BLOG: Is your practice large enough? Part 1
Read more from John B. Pinto.
The concept of homeostatic “set points” is well-understood in biology and medicine. A healthy 6-foot male patient of average build will settle in at about 180 pounds. A healthy ecological niche will reach a carrying capacity of just so many frogs or robins, and no more. Healthy cells will grow and divide to make a tissue; healthy cells don’t grow rampantly to form a cancer.
But what about a healthy practice? What should be the set point of a growing solo or group ophthalmology practice? Should your practice even have a defined set point, a growth boundary, at which it stops and reverts to homeostatic operation without growing further? Can a practice grow to unbridled, “cancerous” levels?
After nearly 4 decades of examining thousands of practices and their revenue growth curves, I’m struck by the fact that most practices don’t grow steadily. They more often reach periodic plateaus, rest at that level for longer or shorter periods of time, and then take off again to higher levels.
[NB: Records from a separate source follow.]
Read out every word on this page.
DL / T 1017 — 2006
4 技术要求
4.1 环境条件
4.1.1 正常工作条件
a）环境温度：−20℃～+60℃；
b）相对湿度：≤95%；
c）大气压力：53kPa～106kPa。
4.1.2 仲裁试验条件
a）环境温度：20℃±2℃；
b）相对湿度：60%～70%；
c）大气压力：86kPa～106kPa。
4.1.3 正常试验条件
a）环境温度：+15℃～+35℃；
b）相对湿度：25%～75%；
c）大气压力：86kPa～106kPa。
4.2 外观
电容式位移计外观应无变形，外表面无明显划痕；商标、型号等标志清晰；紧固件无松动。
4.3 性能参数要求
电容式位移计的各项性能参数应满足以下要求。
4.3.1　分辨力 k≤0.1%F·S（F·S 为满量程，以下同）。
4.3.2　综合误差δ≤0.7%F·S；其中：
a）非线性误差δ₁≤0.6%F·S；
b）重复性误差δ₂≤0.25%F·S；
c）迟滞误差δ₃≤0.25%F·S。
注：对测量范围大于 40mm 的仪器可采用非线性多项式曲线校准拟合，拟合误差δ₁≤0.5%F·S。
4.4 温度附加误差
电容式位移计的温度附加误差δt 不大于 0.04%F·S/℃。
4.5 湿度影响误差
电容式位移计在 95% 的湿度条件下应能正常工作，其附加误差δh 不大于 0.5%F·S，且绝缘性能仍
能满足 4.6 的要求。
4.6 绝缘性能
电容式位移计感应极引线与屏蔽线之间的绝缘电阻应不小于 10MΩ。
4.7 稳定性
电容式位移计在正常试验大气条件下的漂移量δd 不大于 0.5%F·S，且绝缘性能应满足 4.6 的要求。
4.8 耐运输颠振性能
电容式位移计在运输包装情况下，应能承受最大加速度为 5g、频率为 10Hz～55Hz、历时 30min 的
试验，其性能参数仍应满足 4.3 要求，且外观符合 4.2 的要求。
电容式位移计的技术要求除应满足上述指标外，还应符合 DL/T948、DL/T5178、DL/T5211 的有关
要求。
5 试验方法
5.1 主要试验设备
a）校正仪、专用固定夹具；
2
Examining the historic financials of these practices as a consultant is a little like a forester looking at the cross-section of a large tree. Adjacent rings on a tree stump show periods of fast and slow growth, periods of quiescence and even stunting. Some practitioners stay put once they reach a plateau, although few seem to do so any more consciously than a tree.
Most eye surgeons want to keep pushing through successive cycles, growing to reach new and higher benchmarks. And of course, some practices remain stunted despite their owners’ best efforts.